Like the old ‘player under contract’, the new ‘licensed player’ was not a full-blown professional. The main difference was that the licensed player no longer had to have a regular job and that he was allowed to earn more money. The new maximum basic salary was DM500 a month, but DM700 in bonus payments was sanctioned, so that a footballer could legally earn DM1,200. Further, the maximum transfer sum was fixed at DM50,000, 20 per cent of which could go into the player’s pockets.

The Bundesliga was to be made up of 16 Oberliga clubs, chosen on the basis of current form, points accumulated over the past decade and economic stability. No city was to initially be represented by more than one club in the new league. Moreover, the two 1963 finalists (Borussia Dortmund and FC Cologne) would be automatically admitted. In early 1963, Franz Kremer met Hermann Neuberger and three other officials in the DFB’s Frankfurt headquarters. They came up with nine names of clubs that would be certain of a place in the new top flight. Hamburg and Werder Bremen from the North, Nuremberg and Eintracht Frankfurt from the South, Cologne, Schalke and Borussia Dortmund from the west, 1FC Saarbrucken from south west and Hertha Berlin from stadt Berlin. Later in May, the DFB announced the names of the remaining seven clubs that would make up the new league after protests and complaints from some other 13 clubs (among them Bayern Munich) who did not make it. MSV Duisburg (then called SV Meiderich and Prussen Munster from the west, Eintracht Braunschweig from the north, 1860 Munich, VfB Stuttgart and Karlsruher from the south and Kaiserslautern from south west completed the list of successful applicants.
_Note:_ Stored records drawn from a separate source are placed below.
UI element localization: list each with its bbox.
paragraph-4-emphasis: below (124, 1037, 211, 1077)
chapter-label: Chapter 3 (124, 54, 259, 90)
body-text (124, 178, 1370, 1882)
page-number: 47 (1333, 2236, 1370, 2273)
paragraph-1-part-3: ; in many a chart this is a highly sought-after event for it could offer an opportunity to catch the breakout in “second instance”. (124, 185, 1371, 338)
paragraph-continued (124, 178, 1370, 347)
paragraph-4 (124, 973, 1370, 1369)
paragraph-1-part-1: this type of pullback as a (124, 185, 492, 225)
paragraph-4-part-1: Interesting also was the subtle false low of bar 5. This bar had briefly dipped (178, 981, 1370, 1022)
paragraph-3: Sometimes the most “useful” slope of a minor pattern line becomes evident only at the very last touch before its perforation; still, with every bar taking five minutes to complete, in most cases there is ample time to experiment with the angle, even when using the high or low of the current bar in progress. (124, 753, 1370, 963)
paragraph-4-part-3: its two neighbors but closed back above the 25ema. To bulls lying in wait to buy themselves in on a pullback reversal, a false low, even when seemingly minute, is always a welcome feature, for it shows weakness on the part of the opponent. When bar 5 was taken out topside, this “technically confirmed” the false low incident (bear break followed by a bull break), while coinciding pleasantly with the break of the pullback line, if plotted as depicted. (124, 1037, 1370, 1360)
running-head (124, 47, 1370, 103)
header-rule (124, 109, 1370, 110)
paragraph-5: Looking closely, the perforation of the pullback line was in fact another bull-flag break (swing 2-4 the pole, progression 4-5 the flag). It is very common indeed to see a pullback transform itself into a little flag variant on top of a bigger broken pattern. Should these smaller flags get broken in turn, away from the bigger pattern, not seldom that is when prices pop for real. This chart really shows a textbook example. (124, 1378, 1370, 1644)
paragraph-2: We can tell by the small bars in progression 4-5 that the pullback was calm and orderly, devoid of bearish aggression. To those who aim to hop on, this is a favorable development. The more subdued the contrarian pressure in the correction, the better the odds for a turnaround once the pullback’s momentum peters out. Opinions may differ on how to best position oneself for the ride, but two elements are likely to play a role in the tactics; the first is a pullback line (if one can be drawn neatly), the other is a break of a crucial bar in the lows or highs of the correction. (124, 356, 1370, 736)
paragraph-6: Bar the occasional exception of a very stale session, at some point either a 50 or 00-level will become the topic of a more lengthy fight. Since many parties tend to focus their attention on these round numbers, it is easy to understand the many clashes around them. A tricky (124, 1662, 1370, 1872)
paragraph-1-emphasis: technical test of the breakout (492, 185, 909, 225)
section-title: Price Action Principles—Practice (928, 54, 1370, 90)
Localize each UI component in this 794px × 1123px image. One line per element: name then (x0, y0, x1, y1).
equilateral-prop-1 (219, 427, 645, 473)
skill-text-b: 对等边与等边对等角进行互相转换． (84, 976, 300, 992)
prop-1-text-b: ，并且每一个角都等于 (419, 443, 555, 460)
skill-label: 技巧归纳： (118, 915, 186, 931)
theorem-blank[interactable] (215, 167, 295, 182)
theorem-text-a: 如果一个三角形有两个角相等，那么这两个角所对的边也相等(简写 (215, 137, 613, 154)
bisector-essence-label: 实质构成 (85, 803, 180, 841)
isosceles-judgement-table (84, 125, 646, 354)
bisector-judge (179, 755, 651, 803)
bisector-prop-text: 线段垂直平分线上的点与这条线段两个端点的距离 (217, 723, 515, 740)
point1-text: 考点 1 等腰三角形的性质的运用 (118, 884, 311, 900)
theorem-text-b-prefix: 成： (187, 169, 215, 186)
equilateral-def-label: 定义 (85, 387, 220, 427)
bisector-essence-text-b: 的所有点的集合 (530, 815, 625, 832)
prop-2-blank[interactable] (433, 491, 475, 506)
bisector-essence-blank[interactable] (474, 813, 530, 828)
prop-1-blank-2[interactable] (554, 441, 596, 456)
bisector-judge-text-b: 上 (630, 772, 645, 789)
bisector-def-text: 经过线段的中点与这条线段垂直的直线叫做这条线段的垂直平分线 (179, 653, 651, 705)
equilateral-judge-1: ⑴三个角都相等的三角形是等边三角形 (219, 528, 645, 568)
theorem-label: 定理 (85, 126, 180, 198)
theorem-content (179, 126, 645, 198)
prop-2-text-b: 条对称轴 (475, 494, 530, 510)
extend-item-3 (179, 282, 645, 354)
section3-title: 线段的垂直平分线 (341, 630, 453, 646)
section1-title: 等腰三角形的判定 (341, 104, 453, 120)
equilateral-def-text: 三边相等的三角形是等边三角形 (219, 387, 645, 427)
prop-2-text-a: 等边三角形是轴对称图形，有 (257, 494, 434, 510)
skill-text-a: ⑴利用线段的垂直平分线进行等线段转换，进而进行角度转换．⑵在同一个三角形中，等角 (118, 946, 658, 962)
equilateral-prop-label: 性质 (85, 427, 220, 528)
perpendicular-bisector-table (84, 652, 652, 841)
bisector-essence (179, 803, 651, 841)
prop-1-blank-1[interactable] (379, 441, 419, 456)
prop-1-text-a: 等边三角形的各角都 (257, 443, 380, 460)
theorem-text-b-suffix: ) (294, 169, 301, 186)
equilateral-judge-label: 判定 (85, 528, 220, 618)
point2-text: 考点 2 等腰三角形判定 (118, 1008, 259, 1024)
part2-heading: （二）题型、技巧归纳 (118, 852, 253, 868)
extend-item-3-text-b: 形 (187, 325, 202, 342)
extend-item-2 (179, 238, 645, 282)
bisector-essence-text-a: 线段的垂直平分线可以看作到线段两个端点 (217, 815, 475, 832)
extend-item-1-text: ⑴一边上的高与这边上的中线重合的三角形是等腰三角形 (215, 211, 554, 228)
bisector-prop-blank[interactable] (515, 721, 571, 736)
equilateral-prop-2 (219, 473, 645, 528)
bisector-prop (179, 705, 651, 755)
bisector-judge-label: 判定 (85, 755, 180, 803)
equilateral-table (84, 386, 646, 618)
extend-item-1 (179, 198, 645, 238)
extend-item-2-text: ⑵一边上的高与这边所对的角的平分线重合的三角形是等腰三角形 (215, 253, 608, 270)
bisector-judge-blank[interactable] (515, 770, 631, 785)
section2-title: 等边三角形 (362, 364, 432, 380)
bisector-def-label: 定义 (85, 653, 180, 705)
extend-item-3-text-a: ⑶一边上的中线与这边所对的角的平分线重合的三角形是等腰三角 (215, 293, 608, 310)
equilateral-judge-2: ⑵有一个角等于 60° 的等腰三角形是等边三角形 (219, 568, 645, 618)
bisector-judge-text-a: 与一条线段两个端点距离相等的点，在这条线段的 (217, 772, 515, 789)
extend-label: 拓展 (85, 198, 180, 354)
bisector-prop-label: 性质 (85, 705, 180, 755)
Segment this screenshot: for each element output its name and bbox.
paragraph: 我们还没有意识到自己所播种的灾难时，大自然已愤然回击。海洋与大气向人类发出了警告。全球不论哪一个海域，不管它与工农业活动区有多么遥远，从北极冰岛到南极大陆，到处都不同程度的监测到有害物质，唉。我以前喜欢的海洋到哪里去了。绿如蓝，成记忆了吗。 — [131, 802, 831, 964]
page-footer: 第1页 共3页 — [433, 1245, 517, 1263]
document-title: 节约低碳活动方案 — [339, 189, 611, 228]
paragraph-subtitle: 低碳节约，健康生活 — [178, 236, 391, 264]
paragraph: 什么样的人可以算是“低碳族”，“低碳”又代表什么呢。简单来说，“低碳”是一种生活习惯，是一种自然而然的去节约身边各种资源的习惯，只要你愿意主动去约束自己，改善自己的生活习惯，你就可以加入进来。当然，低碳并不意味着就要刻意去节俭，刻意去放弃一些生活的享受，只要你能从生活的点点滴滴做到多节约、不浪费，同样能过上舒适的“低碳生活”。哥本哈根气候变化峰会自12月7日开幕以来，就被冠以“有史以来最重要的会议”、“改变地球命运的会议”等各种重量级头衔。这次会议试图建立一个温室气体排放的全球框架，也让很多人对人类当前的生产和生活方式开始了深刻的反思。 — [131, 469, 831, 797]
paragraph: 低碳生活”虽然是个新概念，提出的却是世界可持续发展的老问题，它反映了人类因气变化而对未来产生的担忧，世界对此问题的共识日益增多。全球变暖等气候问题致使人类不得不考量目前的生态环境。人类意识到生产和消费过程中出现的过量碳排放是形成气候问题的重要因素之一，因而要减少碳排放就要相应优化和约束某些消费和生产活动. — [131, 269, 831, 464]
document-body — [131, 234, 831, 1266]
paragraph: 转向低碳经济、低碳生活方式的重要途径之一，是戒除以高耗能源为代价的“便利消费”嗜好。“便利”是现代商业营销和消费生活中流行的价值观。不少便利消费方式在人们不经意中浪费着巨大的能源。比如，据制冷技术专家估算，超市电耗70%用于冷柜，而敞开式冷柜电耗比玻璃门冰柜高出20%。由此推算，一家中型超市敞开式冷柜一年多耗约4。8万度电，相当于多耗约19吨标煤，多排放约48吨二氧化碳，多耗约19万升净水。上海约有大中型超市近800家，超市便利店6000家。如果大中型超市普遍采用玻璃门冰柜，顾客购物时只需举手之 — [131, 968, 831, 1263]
When the first round of Bundesliga matches kicked off in eight stadiums on 24 August 1963, watched by 327,000 spectators, and Borussia Dortmund’s Timo Konietzka scored the first goal in league history after just 58 seconds, all the years of hard work put in by officials to create the rules and structures of the new national competition had come to fruition. The idea of a single, integrated professional league, first contemplated decades earlier by a handful of visionaries, had finally become a reality. The German Bundsliga was born.